Ernest Ropiequet “Jack” Hilgard was an American psychologist who proposed that a subject under hypnosis might witness a source of pain without actually feeling it.
In other words, let’s say you were bitten by a snake and the people helping you need to cut your arm for the poison to leave your body.
Understandably you are in a state of shock, so they hypnotize you to calm you down, and while hypnotized, you can see them cut, but you feel no pain during or afterward.
Such a phenomenon became known as “the hidden observer,” a theory that was the object of great discussion and controversy. This is something I’ve been reading about recently and thought it was fascinating and decided to share – The very concept is mind-blowing.
The Case For The Hidden Observer
At the core of Ernest’s theory lies the idea that we share our lives and memories with a secondary being inside us, that would be the hidden observer.
He sought to prove the participation of this being in our conscience by relating the case of a blind subject that while hypnotized was convinced that he was also deaf, the suggestion was compelling enough that he became unable to respond to external sound stimuli – not even when people shouted in his ear.
Unfortunately, that also meant he would be unable to respond to any further suggestions. Hence, Ernst quietly proposed to the student, “Perhaps there is some part of you hearing my voice and processing it. If there is, I should like the index finger of your right hand to rise as a sign that this is the case.” Enough, the finger of the student rose – mind blown.
With this indication, Ernst required that his student breakout of his state of induced deafness, after which he was awakened.
After waking up, the student inquired about what had made his finger rise, as it was neither a spontaneous movement nor twitch, leading him to believe it was the professor himself who had moved it.
When asked about what he remembered, the student answered that he remained conscious throughout the session and that to deal with the boredom of becoming both blind and deaf, he decided to work out statistical problems on his head, occupation during which he felt his finger move.
The strangeness of the situation is apparent, while his conscious was occupied with a task, somehow he was still able to move his finger without consciously trying to do so.
Something inside him was able to respond to an obvious suggestion without the self-being even aware of it.
This plays into the idea of pain reduction. This influence of the hidden observer over the body could create the circumstances for your body to experience a painful experience without any actual suffering.
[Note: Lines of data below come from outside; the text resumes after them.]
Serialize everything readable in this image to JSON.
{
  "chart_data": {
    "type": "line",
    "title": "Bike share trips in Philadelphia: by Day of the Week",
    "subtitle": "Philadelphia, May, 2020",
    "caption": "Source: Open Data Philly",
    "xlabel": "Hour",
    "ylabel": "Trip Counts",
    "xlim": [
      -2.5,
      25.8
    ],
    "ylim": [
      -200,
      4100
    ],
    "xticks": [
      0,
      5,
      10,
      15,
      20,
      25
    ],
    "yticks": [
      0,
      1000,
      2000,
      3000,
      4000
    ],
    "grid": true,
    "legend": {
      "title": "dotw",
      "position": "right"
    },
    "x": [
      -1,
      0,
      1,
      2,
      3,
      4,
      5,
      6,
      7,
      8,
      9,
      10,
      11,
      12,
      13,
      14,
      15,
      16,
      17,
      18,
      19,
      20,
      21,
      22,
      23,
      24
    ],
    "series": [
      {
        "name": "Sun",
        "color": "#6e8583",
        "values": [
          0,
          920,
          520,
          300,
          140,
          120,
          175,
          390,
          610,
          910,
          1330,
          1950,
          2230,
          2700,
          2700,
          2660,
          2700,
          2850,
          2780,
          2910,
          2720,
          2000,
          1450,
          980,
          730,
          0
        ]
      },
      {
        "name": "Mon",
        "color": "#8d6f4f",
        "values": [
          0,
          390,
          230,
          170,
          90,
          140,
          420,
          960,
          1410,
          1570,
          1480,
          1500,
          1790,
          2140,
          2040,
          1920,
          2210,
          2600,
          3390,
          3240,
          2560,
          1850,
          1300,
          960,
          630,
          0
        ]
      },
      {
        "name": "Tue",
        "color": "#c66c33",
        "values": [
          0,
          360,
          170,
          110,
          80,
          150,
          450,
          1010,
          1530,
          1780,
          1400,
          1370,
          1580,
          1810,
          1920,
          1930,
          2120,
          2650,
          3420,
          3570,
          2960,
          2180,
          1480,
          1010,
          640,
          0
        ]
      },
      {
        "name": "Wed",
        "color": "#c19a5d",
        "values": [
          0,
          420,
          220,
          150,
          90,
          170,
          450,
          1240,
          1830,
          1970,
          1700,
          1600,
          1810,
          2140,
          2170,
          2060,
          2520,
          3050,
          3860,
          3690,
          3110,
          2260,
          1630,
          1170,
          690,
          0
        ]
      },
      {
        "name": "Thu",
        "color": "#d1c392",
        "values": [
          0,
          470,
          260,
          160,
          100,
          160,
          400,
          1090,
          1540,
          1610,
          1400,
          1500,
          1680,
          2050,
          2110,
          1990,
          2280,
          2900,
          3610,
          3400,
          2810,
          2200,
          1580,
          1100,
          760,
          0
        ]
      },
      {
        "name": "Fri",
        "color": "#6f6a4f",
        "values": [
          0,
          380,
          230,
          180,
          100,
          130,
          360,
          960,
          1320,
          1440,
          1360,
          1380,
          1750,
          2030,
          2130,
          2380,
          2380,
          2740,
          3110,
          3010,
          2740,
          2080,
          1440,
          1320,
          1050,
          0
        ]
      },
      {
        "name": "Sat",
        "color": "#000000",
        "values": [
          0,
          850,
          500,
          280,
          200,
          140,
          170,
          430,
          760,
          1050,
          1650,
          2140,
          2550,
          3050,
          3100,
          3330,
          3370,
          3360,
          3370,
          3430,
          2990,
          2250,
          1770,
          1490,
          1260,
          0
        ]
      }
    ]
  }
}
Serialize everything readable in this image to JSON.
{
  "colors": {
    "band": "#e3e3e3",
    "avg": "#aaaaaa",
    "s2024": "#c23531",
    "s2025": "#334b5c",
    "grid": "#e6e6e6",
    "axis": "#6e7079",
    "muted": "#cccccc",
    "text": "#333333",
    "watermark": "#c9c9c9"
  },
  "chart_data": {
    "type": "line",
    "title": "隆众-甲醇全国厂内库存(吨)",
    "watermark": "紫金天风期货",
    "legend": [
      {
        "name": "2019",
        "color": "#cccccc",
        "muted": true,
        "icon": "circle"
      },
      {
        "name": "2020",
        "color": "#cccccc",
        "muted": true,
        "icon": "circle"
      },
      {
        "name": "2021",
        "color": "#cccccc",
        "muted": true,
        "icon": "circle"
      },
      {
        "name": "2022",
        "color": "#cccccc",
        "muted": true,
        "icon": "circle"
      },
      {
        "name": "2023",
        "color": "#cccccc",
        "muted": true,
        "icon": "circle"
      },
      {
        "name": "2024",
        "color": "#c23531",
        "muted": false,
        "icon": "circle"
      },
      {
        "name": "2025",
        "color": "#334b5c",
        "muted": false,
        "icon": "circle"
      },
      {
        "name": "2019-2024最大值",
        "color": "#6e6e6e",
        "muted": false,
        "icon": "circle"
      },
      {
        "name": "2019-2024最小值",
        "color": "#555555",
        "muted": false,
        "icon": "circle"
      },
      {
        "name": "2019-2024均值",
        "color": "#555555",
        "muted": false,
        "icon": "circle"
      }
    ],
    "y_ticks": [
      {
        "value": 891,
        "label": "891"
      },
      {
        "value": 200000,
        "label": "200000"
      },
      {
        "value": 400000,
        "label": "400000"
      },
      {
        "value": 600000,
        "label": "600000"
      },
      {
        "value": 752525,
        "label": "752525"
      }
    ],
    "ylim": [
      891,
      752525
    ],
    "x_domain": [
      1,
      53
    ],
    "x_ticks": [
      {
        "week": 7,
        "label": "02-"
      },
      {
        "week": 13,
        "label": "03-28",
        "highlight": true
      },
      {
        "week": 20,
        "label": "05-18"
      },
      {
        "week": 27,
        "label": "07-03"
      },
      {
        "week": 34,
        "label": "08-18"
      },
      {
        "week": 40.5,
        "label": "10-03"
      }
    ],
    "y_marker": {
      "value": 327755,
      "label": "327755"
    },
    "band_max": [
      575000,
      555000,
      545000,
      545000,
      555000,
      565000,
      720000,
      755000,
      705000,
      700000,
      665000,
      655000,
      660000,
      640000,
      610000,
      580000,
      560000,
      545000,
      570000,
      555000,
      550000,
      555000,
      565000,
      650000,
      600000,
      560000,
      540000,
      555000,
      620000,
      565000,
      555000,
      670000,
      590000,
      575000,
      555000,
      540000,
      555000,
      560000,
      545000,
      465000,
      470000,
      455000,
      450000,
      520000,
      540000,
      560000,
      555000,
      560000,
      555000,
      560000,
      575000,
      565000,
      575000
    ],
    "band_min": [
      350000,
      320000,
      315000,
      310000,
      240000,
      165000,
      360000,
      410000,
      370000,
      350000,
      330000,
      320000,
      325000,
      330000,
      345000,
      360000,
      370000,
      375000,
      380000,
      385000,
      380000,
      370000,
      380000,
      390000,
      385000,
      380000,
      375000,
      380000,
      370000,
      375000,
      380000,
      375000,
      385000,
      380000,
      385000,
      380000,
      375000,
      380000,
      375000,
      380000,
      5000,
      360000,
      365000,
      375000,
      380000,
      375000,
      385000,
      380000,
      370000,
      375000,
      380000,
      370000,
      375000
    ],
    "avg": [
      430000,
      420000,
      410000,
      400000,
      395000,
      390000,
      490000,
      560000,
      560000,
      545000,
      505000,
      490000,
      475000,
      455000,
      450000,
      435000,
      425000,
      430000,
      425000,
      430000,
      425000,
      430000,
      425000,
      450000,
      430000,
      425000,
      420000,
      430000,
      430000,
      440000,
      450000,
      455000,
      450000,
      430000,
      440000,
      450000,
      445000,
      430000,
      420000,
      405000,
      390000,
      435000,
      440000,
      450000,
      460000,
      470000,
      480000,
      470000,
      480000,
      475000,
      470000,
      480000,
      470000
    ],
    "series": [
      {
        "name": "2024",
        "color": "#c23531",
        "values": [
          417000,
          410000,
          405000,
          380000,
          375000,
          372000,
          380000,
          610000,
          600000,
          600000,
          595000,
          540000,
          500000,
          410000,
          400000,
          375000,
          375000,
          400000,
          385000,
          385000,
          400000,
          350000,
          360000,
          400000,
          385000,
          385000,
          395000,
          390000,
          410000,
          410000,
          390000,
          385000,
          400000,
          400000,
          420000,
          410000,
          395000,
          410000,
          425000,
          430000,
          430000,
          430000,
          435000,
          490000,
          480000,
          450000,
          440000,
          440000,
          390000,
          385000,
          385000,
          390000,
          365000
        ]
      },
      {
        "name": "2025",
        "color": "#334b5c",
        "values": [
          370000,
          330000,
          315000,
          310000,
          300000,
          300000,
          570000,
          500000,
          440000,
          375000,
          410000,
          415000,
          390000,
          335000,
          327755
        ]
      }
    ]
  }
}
The Case Against The Hidden Observer
The Hidden Observer theory is still highly regarded as an experimental hypnosis technique, and many scholars have launched counter-arguments for Ernst Hilgard.
Against the Observer: As we have stated before, Hilgard proposed that your body is inhabited by a secondary conscious separate from yourself, something that the psychological community has had trouble accepting.
After all, observation of brain activity has indicated that when in a state of hypnosis, the conscious takes a step back for the subconscious to come forward, inducing the subject into a dream-like state.
The possibility of this hidden observer to be nothing more than a manifestation of the subconscious, in which there is a disassociation between the part of you that is “awake” and your body.
A Matter of Consent: The ethics of using the “hidden observer” in hypnosis sections is that as reported by Hillgard’s student, every action triggered by this supposed entity is voluntary on the part of the subject, violating his free will.
This creates a complicated ethical situation where, if Hilgard’s theory is correct, the hypnotist provokes action from the patient’s body through an immaterial third party, without the subject’s willingness.
Even if his theory is wrong and the hidden observer is just a subconscious part of you that is not associated with your body, this poses some delicate questions about this technique’s morality.
There are also claims that state the whole phenomenon of the hidden observer could be manufactured by suggestion to create a temporary case of multiple personality disorder.
The Personality Duality
The idea of our personality is divided into a more profound and superficial self that are separate entities also finds resonance on the mythology of cultures around the world.
Ancient Chinese tradition called them Hun and Po; Hun would be the ethereal soul that leaves the body after death, and Po would be a mortal soul that remains on a corpse after death.
Similar concepts may be found on the Egyptian Ka and Ba, and on the Greek Daemon and Eidolon, the latter added to this the idea that Eidolon would act as a form of guardian angel that would look after Eidolon.
From all of this, we can conclude that there is more to the human mind that we understand, a more profound aspect that has been observed and theorized upon for millennia.
Be it second personality, a manifestation of the sub-conscious, or a guardian angel, we cannot deny there is something within ourselves that enables us to disassociate our consciousness from our body and avoid the feeling of pain – something that escapes our comprehension at the moment.